Ethereum(ETH)は足元で反発し、2100ドル台前半で推移している。オンチェーンでは大口投資家の買い増しが確認される一方、テクニカル面では下落を示唆するシグナルも点灯しており、相場は方向感を探る展開となっている。

BeInCryptoが24日(現地時間)に報じたところによると、ETHは一時2130ドル近辺まで上昇した。過去24時間では3.6%、過去1カ月では8.2%上昇している。

オンチェーン分析企業Santimentによれば、取引所保有分を除く大口投資家のETH保有量は1日で約81万ETH増加した。金額換算では約17億ドルに相当し、短期反発局面で大口資金が流入していることを示している。
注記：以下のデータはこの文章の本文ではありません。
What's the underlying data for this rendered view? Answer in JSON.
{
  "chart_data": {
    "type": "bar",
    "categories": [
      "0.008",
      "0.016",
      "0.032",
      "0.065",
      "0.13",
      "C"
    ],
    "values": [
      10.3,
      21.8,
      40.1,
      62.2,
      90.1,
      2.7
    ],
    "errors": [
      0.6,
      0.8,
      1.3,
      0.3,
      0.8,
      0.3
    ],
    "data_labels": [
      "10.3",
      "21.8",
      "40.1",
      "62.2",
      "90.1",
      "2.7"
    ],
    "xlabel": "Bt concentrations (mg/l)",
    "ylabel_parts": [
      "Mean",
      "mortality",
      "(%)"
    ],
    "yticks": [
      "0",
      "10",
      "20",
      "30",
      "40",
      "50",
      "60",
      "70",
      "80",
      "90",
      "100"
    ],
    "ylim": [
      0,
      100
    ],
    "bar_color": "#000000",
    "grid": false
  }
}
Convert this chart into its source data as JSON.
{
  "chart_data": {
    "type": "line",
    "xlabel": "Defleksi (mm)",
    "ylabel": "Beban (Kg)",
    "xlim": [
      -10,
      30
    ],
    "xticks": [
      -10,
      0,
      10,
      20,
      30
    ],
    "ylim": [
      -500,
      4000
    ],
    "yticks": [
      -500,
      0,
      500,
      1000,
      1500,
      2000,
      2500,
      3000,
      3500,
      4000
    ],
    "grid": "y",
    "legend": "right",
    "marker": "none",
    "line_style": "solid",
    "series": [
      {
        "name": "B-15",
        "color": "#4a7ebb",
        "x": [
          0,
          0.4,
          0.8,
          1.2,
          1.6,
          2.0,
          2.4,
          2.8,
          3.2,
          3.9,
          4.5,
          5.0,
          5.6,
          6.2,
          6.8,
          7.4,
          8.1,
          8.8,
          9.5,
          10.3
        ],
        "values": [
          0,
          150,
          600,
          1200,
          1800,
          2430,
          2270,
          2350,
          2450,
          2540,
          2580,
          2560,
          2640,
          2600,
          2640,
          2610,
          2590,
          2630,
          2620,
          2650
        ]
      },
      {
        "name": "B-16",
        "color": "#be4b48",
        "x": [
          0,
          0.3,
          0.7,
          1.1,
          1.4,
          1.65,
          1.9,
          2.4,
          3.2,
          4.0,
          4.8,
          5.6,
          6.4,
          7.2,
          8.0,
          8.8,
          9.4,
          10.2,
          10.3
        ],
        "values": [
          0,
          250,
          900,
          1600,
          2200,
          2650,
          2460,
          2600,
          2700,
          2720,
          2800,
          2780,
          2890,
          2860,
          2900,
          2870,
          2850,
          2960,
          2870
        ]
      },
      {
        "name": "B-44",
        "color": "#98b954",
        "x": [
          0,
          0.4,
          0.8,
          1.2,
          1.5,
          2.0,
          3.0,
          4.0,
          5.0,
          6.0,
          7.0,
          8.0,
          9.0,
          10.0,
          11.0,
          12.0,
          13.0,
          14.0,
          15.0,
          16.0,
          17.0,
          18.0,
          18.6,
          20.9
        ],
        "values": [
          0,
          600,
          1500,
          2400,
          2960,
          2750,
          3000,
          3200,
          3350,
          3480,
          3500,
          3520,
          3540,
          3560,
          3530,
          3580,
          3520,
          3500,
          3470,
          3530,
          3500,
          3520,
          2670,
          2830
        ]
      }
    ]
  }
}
デリバティブ市場でも強気のポジションが目立つ。直近30日間のETH無期限先物市場では、ロングポジションが約48億3000万ドルとなり、ショートの31億8000万ドルを約52%上回った。

こうした現物の買い増しと先物ロングの積み上がりは、短期的には相場の支援材料とみられる。
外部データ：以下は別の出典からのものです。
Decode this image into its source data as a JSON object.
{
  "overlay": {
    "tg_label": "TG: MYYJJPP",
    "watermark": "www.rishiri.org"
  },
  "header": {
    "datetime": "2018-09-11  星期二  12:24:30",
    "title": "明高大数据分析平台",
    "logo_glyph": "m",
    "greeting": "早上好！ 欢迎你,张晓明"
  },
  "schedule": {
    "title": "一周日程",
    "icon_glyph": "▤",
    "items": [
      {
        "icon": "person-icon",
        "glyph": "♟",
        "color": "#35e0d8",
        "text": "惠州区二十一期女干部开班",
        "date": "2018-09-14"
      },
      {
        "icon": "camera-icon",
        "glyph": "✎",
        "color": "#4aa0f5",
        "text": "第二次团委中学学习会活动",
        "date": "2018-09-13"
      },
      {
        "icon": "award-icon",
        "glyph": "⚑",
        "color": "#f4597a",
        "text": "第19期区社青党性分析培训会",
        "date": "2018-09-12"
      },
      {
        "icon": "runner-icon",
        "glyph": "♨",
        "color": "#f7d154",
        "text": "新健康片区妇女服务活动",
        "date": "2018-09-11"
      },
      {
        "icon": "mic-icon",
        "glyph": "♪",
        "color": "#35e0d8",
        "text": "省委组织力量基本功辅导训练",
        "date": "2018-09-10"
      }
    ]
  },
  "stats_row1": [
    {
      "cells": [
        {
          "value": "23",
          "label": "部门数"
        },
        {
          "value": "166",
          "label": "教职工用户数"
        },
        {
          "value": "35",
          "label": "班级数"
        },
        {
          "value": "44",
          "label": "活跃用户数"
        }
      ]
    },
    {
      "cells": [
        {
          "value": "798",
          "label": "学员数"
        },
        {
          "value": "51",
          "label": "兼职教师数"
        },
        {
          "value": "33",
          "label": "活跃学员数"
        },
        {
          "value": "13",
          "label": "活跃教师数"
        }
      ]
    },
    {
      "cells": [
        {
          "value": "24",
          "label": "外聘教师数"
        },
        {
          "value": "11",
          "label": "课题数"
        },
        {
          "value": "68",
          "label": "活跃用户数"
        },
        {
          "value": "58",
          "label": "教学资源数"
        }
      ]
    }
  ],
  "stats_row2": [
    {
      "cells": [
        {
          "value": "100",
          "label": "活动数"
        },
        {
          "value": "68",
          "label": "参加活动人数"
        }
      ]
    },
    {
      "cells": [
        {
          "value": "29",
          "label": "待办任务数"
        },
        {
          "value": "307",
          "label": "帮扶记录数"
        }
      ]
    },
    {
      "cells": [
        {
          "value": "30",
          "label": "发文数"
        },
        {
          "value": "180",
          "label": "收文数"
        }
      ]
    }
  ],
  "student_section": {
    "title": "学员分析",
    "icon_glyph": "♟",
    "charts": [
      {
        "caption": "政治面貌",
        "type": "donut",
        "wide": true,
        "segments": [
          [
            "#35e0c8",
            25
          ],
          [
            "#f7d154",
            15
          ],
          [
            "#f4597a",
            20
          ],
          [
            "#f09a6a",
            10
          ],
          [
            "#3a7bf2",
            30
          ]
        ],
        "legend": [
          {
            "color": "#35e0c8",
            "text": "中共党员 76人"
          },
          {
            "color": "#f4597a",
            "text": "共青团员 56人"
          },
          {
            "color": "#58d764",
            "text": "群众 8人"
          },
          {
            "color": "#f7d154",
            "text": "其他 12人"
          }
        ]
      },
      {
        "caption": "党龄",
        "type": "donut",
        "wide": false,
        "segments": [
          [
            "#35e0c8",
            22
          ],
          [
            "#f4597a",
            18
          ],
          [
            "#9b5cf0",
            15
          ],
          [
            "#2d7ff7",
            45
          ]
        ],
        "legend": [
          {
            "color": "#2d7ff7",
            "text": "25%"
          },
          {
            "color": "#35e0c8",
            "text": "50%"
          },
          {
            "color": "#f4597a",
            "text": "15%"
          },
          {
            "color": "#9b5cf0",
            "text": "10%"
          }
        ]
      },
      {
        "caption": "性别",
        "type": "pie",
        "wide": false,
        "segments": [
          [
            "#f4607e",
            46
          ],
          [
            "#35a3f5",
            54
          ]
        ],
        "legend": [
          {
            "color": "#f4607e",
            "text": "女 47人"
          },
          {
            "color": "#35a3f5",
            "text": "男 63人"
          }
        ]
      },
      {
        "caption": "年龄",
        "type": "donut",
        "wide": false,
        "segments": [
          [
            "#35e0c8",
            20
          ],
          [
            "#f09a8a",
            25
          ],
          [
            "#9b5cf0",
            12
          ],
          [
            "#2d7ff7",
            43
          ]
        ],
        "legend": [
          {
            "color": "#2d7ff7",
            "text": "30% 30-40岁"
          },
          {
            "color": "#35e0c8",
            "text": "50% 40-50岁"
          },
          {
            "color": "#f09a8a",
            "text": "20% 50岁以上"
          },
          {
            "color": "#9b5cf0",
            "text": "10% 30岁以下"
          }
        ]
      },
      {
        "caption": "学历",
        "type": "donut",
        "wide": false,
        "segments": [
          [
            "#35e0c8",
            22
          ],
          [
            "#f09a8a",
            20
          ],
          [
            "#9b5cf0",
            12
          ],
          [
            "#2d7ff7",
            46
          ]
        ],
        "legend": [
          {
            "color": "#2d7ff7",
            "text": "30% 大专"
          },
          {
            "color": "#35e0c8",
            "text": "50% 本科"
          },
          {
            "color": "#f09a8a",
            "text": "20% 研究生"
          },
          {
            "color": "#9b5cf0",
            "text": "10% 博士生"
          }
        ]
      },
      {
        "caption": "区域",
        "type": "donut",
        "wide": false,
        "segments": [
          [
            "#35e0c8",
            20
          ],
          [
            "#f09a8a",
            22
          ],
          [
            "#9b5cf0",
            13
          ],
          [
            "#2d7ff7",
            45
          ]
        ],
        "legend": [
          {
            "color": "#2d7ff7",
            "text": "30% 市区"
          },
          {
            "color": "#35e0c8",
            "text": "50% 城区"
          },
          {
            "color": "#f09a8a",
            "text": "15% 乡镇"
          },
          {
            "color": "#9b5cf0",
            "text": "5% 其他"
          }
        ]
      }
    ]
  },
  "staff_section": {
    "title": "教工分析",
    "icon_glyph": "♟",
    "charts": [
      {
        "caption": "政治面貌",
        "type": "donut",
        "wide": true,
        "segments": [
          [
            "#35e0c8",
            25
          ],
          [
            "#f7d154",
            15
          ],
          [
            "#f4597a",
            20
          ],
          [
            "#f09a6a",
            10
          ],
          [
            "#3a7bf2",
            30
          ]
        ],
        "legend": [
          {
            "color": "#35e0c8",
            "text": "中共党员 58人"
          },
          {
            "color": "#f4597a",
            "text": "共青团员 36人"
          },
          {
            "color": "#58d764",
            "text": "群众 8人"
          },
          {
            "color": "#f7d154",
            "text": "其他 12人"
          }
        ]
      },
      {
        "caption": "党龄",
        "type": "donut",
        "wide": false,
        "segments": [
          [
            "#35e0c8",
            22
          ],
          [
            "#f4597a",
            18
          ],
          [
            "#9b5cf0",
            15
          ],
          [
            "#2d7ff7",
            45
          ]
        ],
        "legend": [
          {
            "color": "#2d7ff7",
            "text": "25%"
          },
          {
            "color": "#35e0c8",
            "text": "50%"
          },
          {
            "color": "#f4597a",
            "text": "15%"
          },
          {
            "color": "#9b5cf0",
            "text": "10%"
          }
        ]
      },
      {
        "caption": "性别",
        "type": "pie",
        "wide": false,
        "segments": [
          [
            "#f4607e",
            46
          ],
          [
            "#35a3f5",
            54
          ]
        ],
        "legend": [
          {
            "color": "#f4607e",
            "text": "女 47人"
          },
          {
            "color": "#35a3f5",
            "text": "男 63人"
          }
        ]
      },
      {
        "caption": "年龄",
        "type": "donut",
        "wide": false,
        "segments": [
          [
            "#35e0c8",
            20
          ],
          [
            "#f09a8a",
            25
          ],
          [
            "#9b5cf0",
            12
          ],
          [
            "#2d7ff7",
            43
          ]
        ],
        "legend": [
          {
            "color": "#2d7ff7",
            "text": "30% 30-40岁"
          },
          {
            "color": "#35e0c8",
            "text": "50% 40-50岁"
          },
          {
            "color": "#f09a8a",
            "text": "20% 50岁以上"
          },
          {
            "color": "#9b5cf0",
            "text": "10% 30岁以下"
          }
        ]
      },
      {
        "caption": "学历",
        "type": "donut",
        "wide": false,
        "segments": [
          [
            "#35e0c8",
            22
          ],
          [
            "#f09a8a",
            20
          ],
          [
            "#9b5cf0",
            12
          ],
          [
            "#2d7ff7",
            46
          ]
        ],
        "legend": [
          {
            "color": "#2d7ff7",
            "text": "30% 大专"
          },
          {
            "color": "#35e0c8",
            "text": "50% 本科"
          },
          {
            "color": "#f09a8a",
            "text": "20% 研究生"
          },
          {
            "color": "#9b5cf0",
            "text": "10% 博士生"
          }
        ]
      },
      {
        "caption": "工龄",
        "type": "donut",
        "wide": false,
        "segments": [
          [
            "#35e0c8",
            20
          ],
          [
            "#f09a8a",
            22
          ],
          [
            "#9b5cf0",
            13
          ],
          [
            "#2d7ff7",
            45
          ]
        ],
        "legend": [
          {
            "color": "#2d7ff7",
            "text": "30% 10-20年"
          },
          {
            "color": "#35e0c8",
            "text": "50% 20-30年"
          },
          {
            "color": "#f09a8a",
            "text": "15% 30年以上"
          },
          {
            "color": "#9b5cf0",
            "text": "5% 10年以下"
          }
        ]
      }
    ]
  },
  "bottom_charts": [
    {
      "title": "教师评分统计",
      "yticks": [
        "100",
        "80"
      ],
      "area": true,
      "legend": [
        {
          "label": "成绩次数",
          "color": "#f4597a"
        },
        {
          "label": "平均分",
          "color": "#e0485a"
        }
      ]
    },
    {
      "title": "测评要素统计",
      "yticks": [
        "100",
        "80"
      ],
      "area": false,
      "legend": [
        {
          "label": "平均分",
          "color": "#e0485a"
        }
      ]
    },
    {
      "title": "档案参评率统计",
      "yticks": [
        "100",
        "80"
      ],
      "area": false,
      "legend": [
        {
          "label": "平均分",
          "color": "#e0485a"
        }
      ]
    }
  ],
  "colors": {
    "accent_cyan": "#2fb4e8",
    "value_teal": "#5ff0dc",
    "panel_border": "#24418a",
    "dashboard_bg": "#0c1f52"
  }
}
ただ、チャート面では警戒材料も浮上している。8時間足では弱気反転を示す典型的なヘッドアンドショルダーの形成が進んでいるほか、価格が上昇する一方で相対力指数(RSI)は切り下がる弱気ダイバージェンスも確認された。上昇モメンタムの鈍化を示す動きといえる。

当面の焦点は2110〜2130ドルの価格帯だ。この水準には20、50、100期間の指数平滑移動平均線(EMA)が集中しており、足元では下値支持帯として機能している。
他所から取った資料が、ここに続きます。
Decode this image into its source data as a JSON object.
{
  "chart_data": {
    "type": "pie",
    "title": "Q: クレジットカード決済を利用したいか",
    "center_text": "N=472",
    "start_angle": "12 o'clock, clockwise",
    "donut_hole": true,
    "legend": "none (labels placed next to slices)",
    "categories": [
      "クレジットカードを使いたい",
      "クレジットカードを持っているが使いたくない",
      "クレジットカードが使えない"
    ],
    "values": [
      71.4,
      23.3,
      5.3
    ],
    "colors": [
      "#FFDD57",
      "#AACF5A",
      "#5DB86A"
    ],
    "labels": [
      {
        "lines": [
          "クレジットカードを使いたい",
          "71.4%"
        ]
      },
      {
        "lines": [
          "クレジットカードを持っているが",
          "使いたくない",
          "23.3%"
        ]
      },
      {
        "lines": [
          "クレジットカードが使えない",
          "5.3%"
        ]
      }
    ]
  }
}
もっとも、過去にはEMAを下抜けた後に短期急落へつながった例もある。この水準を明確に割り込めば、下落圧力が強まる可能性がある。

短期的な下値の節目としては、まず2110ドル、次いで2050ドルが意識される。2050ドルはフィボナッチ・リトレースメントの0.382水準と、ヘッドアンドショルダーのネックラインが重なる水準で、ここを下抜ければパターン完成が意識されやすい。

その場合の下値目標は1700ドル近辺で、現在水準からみて約17%の下落余地がある。中間の下値メドとしては1970ドル、1830ドルが挙げられ、弱い地合いが続けば1600ドルまで下げ余地が広がる可能性もある。

下方向のリスク要因としては、レバレッジの積み上がりもある。現行水準の下には数十億ドル規模のロングポジションが積み上がっており、主要サポートを割り込んだ場合には清算売りが連鎖し、下げが加速する可能性がある。

一方で、上昇シナリオが崩れたわけではない。ETHが2190ドルを回復し、直近高値の2380ドルを上抜ければ、弱気パターンは無効となり、上昇基調が続く可能性がある。

足元のETH市場では、大口投資家の買いと先物市場の強気姿勢が相場を支える一方、チャートは下振れリスクを示している。短期的な方向感は、2100ドル台前半のサポートを維持できるかどうかが左右しそうだ。